For those of you who don’t know – and that won’t be many in this age of Twitter & Facebook – it is Banned Books Week. This valuable celebration of the First Amendment was begun in 1982 Judith Krug, and is celebrated annually in the last week of September.
During each Banned Books Week we are asked to celebrate books whose freedom has been ensured by the First Amendment and to remember those titles against which so many misguided do-gooders attempt to rail. It is an important week because it is so very easy to take for granted the tremendous freedom we have in the west. Pioneering authors and law-makers have sought to ensure the freedom to read and disseminate information.
Probably at the forefront of most minds right now is the struggle of Allen Ginsberg and Lawrence Ferlinghetti to ensure the publication of “Howl.” The obscenity trial, which was of course won by Ginsberg and Ferlinghetti, is remembered in Rob Epstein and Jeffrey Friedman’s forthcoming movie, Howl, starring James Franco. It’s hard to overstate the importance of this victory against oppression.
Several years later William S. Burroughs was in court, defending his masterpiece, Naked Lunch. Thanks to the testimony of writers and activists like Ginsberg, Naked Lunch’s short-lived ban was overturned, setting another milestone in the road to freedom. It was the last major obscenity trial in the United States.
*
According to the American Library Association, Jack Kerouac’s On the Road was also banned, or at least challenged in the United States at some point. I cannot, however, find any proof of this. If anyone is aware of where or when this occurred, please let me know.
i spent 14 months as a library volunteer in 2006-2007.
we had a copy of ‘on the road’ but the thing is, it was in the ‘young adult’ section. i questioned it because of the adult topics but that is where i was told it belonged.
we had a banned book week while i was there, where we pulled all the banned books off the shelves and displayed them.
ginsberg said his greatest achievement with howl was the fact that teenagers would ‘have to’ read the word ‘fuck’ as part of curriculum.
speaking of banning, i just got banned by the police for my blog. they do not take it as fiction. haha
What the fuck? You got banned from what?
I’ve read that Ginsberg quote and I love it. I now aim to find an even more explicit word and popularise it.
Kerouac’s On the Road definitely is a young adult book in my opinion, although I’d hasten to add that perhaps it should be presented to “young adults” over the age of 15 yrs. Then again, I’d be proud of my 14 yr old brother if he gave it a read.
oh, i read it at that age, 15-16, too, but i am just surprised that the drugs and sex are allowed in young adult, especially when it makes them sound fun.
i just saw this. i don’t know how library systems work in other countries. in america, they were founded by ben franklin, who helped william penn fuck over the irish nation (yeah, pennsylvania was little william’s ‘gift’ for his ‘troubles’ in ireland. like churchill, they all were rewarded for killing irish and taking the island for britain and look how long it went on)…but the library system here is pretty cool, except the government gets a list of all the books you read. no joke.
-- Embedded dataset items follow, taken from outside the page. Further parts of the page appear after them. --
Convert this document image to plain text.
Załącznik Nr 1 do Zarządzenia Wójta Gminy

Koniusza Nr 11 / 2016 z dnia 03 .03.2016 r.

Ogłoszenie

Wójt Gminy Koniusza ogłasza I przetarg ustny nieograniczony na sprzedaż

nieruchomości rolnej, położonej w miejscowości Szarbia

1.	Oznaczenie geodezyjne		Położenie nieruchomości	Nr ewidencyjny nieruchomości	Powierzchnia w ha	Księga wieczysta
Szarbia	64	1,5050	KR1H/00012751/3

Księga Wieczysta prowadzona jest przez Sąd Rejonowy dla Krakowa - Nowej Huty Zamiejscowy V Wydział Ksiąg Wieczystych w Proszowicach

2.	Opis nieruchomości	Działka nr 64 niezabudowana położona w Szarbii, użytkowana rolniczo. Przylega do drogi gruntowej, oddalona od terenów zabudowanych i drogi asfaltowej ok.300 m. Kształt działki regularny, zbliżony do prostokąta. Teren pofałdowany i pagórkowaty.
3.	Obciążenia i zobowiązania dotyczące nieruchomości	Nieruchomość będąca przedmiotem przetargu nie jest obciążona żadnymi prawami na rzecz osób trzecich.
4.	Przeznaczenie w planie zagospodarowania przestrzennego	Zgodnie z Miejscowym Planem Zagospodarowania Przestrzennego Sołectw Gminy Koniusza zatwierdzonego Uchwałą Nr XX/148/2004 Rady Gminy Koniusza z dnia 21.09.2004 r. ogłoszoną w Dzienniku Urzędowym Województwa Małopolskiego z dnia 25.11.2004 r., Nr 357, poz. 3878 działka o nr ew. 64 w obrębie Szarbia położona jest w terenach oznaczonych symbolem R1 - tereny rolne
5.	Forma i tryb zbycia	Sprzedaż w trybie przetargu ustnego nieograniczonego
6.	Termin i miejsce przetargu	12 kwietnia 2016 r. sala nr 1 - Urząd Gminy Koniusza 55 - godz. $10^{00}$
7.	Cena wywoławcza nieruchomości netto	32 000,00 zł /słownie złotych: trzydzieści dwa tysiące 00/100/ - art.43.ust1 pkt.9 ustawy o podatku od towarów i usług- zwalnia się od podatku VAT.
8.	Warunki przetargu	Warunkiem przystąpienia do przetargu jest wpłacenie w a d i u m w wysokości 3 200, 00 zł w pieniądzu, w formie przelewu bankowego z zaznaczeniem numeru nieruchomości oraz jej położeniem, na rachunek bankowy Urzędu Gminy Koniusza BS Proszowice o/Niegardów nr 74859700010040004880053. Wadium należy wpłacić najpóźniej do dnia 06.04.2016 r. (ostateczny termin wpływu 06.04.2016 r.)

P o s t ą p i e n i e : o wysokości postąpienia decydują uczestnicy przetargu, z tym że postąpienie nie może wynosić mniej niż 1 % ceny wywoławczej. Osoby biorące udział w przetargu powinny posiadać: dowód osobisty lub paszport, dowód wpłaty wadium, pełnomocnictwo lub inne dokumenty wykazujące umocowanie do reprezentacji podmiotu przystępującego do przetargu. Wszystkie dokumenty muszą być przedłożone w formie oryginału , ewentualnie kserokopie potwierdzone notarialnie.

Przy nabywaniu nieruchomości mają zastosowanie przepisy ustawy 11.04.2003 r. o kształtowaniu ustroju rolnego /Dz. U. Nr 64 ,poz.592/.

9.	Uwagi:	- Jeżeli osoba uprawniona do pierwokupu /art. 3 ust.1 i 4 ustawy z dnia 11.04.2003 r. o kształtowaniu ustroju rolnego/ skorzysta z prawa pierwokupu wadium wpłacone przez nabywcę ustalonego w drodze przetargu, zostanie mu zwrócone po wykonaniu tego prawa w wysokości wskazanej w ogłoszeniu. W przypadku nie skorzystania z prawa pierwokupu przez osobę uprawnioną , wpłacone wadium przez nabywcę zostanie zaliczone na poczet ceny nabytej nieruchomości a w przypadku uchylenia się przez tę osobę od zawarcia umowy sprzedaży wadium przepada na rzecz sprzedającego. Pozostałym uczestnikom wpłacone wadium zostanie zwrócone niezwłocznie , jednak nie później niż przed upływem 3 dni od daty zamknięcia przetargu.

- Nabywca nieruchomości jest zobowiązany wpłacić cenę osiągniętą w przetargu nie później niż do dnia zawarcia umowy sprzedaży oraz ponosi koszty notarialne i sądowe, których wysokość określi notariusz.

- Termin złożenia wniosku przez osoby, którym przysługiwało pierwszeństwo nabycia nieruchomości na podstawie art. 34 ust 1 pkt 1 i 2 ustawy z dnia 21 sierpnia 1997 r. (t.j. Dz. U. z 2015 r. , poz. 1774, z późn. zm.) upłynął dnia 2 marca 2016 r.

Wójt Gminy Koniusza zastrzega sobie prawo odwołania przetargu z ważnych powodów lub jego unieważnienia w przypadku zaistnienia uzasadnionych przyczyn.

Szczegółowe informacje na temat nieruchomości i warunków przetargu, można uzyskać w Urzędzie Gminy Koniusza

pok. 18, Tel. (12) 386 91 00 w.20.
Banned Books Readings – Philadelphia
Every year a variety of groups, including the American Library Association and the ACLU, take a week to celebrate the freedom to read without censorship. The “banned” in the name refers to the hundreds of books that have been challenged and/or withdrawn from schools, public libraries, and bookstores. Banned Books Week this year runs Sept. 25-Oct. 2.
What: Philadelphia Chapter Banned Books Reading
Join some of Philadelphia’s celebrities as they read selections from their favorite banned or challenged books!
Where: Philadelphia Free Library, Central Branch, Auditorium, 1901 Vine Street, Philadelphia
When: Wednesday, September 29, 7:30 pm
Readers:
Greg Frost, author
Merrie Jones, author
Louis Massiah, executive director, Scribe Video Center
Susana Mayer, Salonnière, Muse & Occasional Clinical Sexologist
Edward Pettit, Edgar Allan Poe impersonator
Wesley Stace, author (a.k.a. singer John Wesley Harding)
Dennis Tafoya, author
Emceed by musician and performance poet Lamont Dixon.
Free and open to the public
Co-sponsored with the Philadelphia Free Library.
It’s funny/scary that the government can know what you’re reading. I remember seeing that parodied on the Simpsons – I think Lisa was the first person ever to check-out an Al Gore book.
It’s great that libraries are promoting “banned” books, rather than hiding them away. Who was it that said, “What is freedom of speech if there is no freedom to offend?” (or something like that?)
As I understand it, the original scroll version of On The Road, typed in 3 weeks on one long ream of taped together paper without any paragraphs, contained not the only the real names of the protoganists, but also some explicit scenes which Viking Press, the publishers, insisted be edited out in the 1957 edition, according to the notes of my copy of On The Road. Viking Press have since released (2007) the unexpurgated version, called On The Road, The Original Scroll.